I had to make a tough decision relating to the first chapter of one of my WIPs. The story is written from a third-person limited perspective, and for a long time, the first chapter looked over the shoulder of my story's villain. I loved this because it gave the opening of the story an ominous feel. The exposition didn't feel forced because it's reasonable for the villain to discuss and work on his master plan, especially since he's "winning" at this point in the story. Comparatively, the hero of the story isn't such a reliable source for exposition as there isn't as strong a motive for her to give it; she's not even aware of the villain's plans. And finally, in this particular story, my MC is a bit beaten down at the beginning. She's isolated and a bit brainwashed. Because she has so little agency at this point in the story, it made sense for the villain to be the one to introduce her, rather than have her introduce herself.

Here's the problem with my method: Anybody - be it a reader or agent - who picks up the book is going to judge it within the first few pages. I don't expect them to feel invested in my villain and keep reading for his slimy sake, plus the story isn't about him anyway. But a wisp of a young woman suffering from Stockholm Syndrome probably isn't going to hook many readers either.

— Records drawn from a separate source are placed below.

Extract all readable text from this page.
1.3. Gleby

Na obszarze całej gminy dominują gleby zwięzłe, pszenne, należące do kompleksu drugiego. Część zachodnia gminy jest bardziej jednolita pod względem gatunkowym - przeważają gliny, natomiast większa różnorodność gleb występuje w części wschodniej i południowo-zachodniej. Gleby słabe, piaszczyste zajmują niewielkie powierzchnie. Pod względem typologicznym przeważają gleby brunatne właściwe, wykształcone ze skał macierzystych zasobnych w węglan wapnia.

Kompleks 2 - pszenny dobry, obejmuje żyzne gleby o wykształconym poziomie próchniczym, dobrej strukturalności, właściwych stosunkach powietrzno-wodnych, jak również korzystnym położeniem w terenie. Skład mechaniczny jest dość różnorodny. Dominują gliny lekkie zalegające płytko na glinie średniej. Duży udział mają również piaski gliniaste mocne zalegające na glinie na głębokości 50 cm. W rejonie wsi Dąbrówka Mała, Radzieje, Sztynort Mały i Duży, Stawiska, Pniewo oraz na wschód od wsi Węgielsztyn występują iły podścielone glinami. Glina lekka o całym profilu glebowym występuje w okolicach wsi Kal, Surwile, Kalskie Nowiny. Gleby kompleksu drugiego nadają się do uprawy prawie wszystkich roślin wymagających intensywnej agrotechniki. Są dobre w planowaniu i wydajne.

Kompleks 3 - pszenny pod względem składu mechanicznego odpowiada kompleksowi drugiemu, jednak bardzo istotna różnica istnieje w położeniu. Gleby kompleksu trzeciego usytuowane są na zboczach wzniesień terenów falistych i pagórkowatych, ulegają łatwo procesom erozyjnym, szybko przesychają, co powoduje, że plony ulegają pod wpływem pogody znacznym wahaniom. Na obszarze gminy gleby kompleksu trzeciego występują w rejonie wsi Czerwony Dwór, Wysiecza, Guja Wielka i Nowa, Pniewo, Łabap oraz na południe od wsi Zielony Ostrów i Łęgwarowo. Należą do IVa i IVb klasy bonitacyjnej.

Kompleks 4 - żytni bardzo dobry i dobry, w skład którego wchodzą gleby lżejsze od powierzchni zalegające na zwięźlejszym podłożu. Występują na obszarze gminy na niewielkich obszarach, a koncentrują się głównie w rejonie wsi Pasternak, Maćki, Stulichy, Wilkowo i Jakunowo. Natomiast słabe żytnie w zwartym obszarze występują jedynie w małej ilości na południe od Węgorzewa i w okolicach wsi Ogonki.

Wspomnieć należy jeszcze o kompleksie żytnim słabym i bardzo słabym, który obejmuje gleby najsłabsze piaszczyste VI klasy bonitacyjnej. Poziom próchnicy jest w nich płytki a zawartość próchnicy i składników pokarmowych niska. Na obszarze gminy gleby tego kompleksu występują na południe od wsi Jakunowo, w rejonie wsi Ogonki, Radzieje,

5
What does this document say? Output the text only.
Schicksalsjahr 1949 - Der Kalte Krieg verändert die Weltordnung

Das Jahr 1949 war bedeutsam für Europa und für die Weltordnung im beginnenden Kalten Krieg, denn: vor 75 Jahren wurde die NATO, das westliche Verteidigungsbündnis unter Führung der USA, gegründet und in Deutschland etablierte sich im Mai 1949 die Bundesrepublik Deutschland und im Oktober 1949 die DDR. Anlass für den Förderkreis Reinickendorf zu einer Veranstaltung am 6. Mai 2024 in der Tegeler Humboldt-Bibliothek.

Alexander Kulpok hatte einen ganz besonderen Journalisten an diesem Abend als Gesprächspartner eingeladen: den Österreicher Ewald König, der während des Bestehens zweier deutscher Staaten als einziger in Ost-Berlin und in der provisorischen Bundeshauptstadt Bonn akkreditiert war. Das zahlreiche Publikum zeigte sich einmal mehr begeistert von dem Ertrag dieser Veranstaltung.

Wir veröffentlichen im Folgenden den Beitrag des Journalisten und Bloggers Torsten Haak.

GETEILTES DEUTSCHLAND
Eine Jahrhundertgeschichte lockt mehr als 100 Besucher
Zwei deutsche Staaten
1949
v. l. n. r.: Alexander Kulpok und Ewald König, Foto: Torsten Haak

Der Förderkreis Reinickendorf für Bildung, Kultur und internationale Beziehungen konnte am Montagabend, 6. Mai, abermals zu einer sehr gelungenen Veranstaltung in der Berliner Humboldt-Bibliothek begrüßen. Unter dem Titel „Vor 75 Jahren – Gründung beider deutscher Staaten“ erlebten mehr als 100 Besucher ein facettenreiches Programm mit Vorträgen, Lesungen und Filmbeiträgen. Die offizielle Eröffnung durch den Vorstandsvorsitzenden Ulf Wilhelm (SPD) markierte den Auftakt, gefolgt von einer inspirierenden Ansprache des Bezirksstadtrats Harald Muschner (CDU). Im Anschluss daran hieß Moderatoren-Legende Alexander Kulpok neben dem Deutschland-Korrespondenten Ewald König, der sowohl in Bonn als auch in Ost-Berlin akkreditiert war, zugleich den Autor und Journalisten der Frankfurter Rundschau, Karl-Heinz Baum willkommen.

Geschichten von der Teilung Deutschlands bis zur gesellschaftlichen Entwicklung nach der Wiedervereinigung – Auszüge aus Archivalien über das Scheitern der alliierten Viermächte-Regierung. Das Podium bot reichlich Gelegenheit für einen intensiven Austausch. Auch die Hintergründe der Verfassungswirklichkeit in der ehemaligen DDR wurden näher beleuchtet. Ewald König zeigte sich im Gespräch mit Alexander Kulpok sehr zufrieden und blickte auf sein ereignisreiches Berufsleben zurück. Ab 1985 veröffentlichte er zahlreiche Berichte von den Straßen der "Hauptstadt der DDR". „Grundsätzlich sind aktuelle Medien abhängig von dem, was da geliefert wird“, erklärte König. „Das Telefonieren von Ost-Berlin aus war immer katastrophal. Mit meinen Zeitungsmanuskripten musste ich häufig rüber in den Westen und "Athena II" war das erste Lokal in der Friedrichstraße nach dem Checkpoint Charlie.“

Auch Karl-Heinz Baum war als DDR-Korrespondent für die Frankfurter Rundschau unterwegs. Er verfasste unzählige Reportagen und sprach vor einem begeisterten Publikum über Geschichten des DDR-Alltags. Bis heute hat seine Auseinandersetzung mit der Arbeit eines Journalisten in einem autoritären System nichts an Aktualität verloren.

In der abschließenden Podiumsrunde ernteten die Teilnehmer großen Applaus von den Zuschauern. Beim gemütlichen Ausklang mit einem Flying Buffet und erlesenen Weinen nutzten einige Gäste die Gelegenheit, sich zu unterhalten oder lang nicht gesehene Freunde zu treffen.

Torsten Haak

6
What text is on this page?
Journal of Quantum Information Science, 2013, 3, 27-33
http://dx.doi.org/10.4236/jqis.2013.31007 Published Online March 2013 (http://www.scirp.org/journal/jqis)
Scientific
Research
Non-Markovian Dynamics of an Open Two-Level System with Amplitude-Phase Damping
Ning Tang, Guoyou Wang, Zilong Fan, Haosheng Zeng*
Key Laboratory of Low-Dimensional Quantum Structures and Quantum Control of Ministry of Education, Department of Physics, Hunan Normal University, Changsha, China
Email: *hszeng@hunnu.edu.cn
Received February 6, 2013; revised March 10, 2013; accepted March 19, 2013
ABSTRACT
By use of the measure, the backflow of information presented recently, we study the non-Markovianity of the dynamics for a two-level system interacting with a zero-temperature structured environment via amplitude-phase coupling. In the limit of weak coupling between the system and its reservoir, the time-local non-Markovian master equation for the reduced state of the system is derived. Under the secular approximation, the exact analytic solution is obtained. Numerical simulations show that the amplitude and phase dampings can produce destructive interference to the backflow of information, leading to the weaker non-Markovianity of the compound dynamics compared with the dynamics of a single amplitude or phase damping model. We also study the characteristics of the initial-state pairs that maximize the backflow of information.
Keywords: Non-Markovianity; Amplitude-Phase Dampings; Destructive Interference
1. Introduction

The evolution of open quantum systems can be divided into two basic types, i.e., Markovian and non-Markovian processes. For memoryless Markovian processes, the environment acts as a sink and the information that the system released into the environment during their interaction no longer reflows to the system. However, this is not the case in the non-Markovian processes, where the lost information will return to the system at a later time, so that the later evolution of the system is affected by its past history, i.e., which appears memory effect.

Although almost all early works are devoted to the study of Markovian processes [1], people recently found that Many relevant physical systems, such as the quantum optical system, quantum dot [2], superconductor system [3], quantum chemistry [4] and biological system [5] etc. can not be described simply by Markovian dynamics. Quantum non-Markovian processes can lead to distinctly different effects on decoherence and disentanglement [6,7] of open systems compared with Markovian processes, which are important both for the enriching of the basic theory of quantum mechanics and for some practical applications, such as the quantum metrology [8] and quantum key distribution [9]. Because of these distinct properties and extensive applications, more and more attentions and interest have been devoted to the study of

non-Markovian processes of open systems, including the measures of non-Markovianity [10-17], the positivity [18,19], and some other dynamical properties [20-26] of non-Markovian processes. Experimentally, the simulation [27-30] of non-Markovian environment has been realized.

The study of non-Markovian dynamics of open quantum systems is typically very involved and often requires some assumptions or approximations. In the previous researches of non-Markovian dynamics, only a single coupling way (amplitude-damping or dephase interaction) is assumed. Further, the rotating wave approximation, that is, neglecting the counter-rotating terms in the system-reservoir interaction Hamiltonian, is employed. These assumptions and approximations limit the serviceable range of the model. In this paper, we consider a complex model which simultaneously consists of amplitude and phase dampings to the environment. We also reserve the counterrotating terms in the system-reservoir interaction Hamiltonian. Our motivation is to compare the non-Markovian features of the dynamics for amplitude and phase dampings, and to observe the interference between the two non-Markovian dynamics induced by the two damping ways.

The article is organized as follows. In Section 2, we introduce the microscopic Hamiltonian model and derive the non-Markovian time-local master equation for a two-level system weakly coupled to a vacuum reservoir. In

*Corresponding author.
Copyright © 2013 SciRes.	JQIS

I discussed this problem with one of my fellow Big Sur attendees and she pointed me toward a video in which agent Lara Perkins discusses how to write a gripping first chapter. She reinforced a lot of things I already knew, like the narrator should be assertive and confident, but she also had some suggestions that hadn't occurred to me, like using a puzzle or a mystery in the first chapter. By raising questions in the reader's mind, you're compelling them to read onward and get answers to their questions. As an avid reader myself, I love this method. It's like creating a contract with the reader.

After watching the video, the solution to my problem was clear. I didn't want to start the book with a browbeaten protagonist; however, she hadn't always been browbeaten. Before she met the villain she was vivacious and lovely, the kind of person a reader wants to root for. So that's going to be my first chapter - how did the villain and the MC meet, and how did the MC get to the point where she is now? This seems logical anyway because I want the reader to know that the MC's behavior is not a reflection of her natural state. She wasn't always like that, and she's capable of becoming herself - becoming better than her original self - again.